Though a conspiracy indictment against 10 Oath Keepers has been pending for weeks and is expected to add up to five additional defendants, several of them appear to be low-level members who tagged along with organizers.
In contrast, the conspiracy indictment unveiled against the Proud Boys Friday is aimed squarely at the group’s leadership. Tarrio, who was arrested two days before the Jan. 6 Capitol assault, is facing charges for his alleged role in December violence during a previous rally in support of Trump. But according to prosecutors, Tarrio remained in contact with the other four Proud Boys leaders as they discussed a strategy for rushing the Capitol.
According to the indictment, the four leaders grew alarmed that their encrypted communications could be breached after police arrested Tarrio. So they decided to “nuke” the earlier chat and set up two new channels ahead of Jan. 6: “New MOSD” and “Boots on the Ground,” the latter for the Proud Boys who had assembled in Washington. About 60 people participated in that channel, prosecutors say.
On those channels, the Proud Boys leaders discussed a leadership strategy in Tarrio’s absence, and one person identified as an “unindicted coconspirator,” indicated that Nordean — who goes by the alias Rufio Panman — had been designated as the group’s leader in Washington.
“Rufio is in charge, cops are the primary threat,” the unindicted co-conspirator told associates on the encrypted channel, per the indictment. “[D]on’t get caught by them or BLM, don’t get drunk until off the street.”

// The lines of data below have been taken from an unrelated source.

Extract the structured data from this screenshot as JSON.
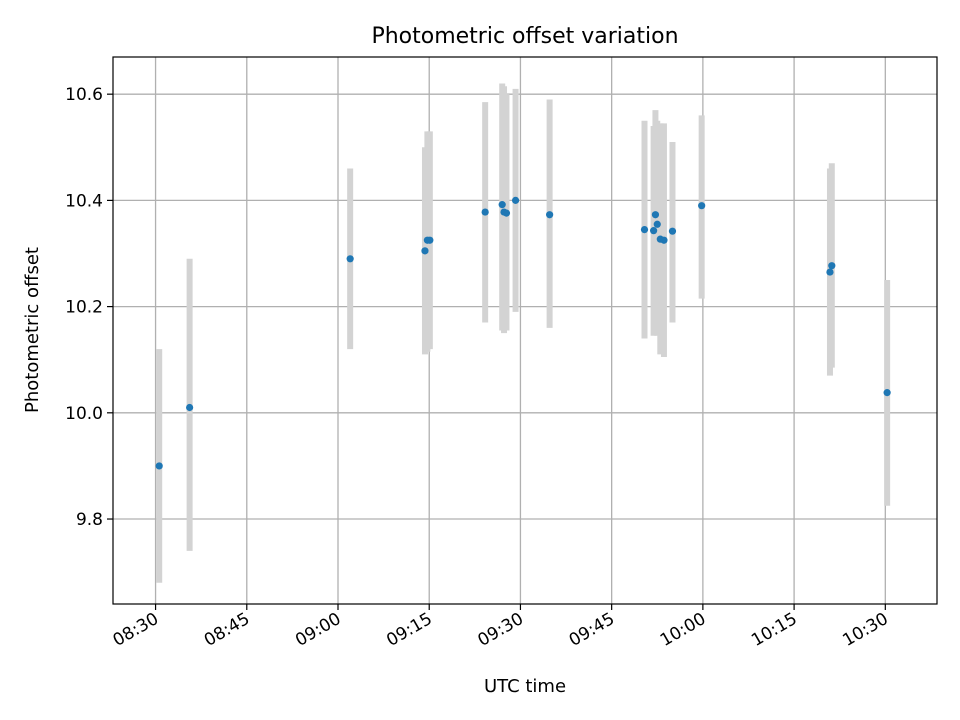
{
  "chart_data": {
    "type": "scatter",
    "title": "Photometric offset variation",
    "xlabel": "UTC time",
    "ylabel": "Photometric offset",
    "x_is_time": true,
    "xlim": [
      "08:23:00",
      "10:38:30"
    ],
    "ylim": [
      9.64,
      10.67
    ],
    "xticks": [
      "08:30",
      "08:45",
      "09:00",
      "09:15",
      "09:30",
      "09:45",
      "10:00",
      "10:15",
      "10:30"
    ],
    "yticks": [
      "9.8",
      "10.0",
      "10.2",
      "10.4",
      "10.6"
    ],
    "grid": true,
    "colors": {
      "point": "#1f77b4",
      "errorbar": "#d3d3d3",
      "grid": "#b0b0b0"
    },
    "points": [
      {
        "time": "08:30:36",
        "y": 9.9,
        "err_low": 9.68,
        "err_high": 10.12
      },
      {
        "time": "08:35:36",
        "y": 10.01,
        "err_low": 9.74,
        "err_high": 10.29
      },
      {
        "time": "09:02:00",
        "y": 10.29,
        "err_low": 10.12,
        "err_high": 10.46
      },
      {
        "time": "09:14:18",
        "y": 10.305,
        "err_low": 10.11,
        "err_high": 10.5
      },
      {
        "time": "09:14:42",
        "y": 10.325,
        "err_low": 10.115,
        "err_high": 10.53
      },
      {
        "time": "09:15:06",
        "y": 10.325,
        "err_low": 10.12,
        "err_high": 10.53
      },
      {
        "time": "09:24:12",
        "y": 10.378,
        "err_low": 10.17,
        "err_high": 10.585
      },
      {
        "time": "09:27:00",
        "y": 10.392,
        "err_low": 10.155,
        "err_high": 10.62
      },
      {
        "time": "09:27:18",
        "y": 10.378,
        "err_low": 10.15,
        "err_high": 10.615
      },
      {
        "time": "09:27:42",
        "y": 10.376,
        "err_low": 10.155,
        "err_high": 10.6
      },
      {
        "time": "09:29:12",
        "y": 10.4,
        "err_low": 10.19,
        "err_high": 10.61
      },
      {
        "time": "09:34:48",
        "y": 10.373,
        "err_low": 10.16,
        "err_high": 10.59
      },
      {
        "time": "09:50:24",
        "y": 10.345,
        "err_low": 10.14,
        "err_high": 10.55
      },
      {
        "time": "09:51:54",
        "y": 10.343,
        "err_low": 10.145,
        "err_high": 10.54
      },
      {
        "time": "09:52:12",
        "y": 10.373,
        "err_low": 10.175,
        "err_high": 10.57
      },
      {
        "time": "09:52:30",
        "y": 10.355,
        "err_low": 10.145,
        "err_high": 10.55
      },
      {
        "time": "09:53:00",
        "y": 10.327,
        "err_low": 10.11,
        "err_high": 10.545
      },
      {
        "time": "09:53:36",
        "y": 10.325,
        "err_low": 10.105,
        "err_high": 10.545
      },
      {
        "time": "09:55:00",
        "y": 10.342,
        "err_low": 10.17,
        "err_high": 10.51
      },
      {
        "time": "09:59:48",
        "y": 10.39,
        "err_low": 10.215,
        "err_high": 10.56
      },
      {
        "time": "10:20:54",
        "y": 10.265,
        "err_low": 10.07,
        "err_high": 10.46
      },
      {
        "time": "10:21:12",
        "y": 10.277,
        "err_low": 10.085,
        "err_high": 10.47
      },
      {
        "time": "10:30:18",
        "y": 10.038,
        "err_low": 9.825,
        "err_high": 10.25
      }
    ]
  }
}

Per the communications provided in the indictment, Rehl then indicated he was bringing Baofeng radios to Washington that would be programmed so Proud Boys could communicate throughout the day. At multiple moments, members of the group’s leadership exhorted their allies to remain “decentralized” or to break into “groups” for their march on the Capitol.
The indictment charges that Nordean, Biggs and Rehl were in the earliest waves to enter the Capitol, following closely behind several other previously identified Proud Boys who breached the building, like Dominic Pezzola and William Pepe.
Biggs, who had entered through a door near where Pezzola had smashed a window with a police riot shield, left the Capitol early to pose for a picture on the steps, before reentering through another door along with two other Proud Boys, prosecutors say. He then headed for the Senate chamber.
At 3:38 p.m., as initial waves of rioters were leaving the building, Donohoe sent an encrypted message to the “Boots on the Ground” channel to indicate, “We are regrouping with a second force.”
In earlier proceedings, Nordean had argued that he had no access to communications that day and that a radio he purchased matching the Baofeng style of the other Proud Boys had not arrived at his home until Jan. 7. Prosecutors also pulled back, at the time, from evidence they said showed Nordean directing the Proud Boys strategy to divide into groups in order to target weakly guarded Capitol doorways. But they reiterate that plan in the new indictment as part of the broader alleged conspiracy.
Prosecutors have repeatedly indicated in court that their investigation is still in its early stages as mountains of new video and documentary evidence — some from Capitol cameras, others from phones and computers seized in searches across the country — keep landing in their offices. In the new indictment, prosecutors indicate that potentially numerous other members of the Proud Boys could become part of the charged conspiracy, though the timeline remains unclear.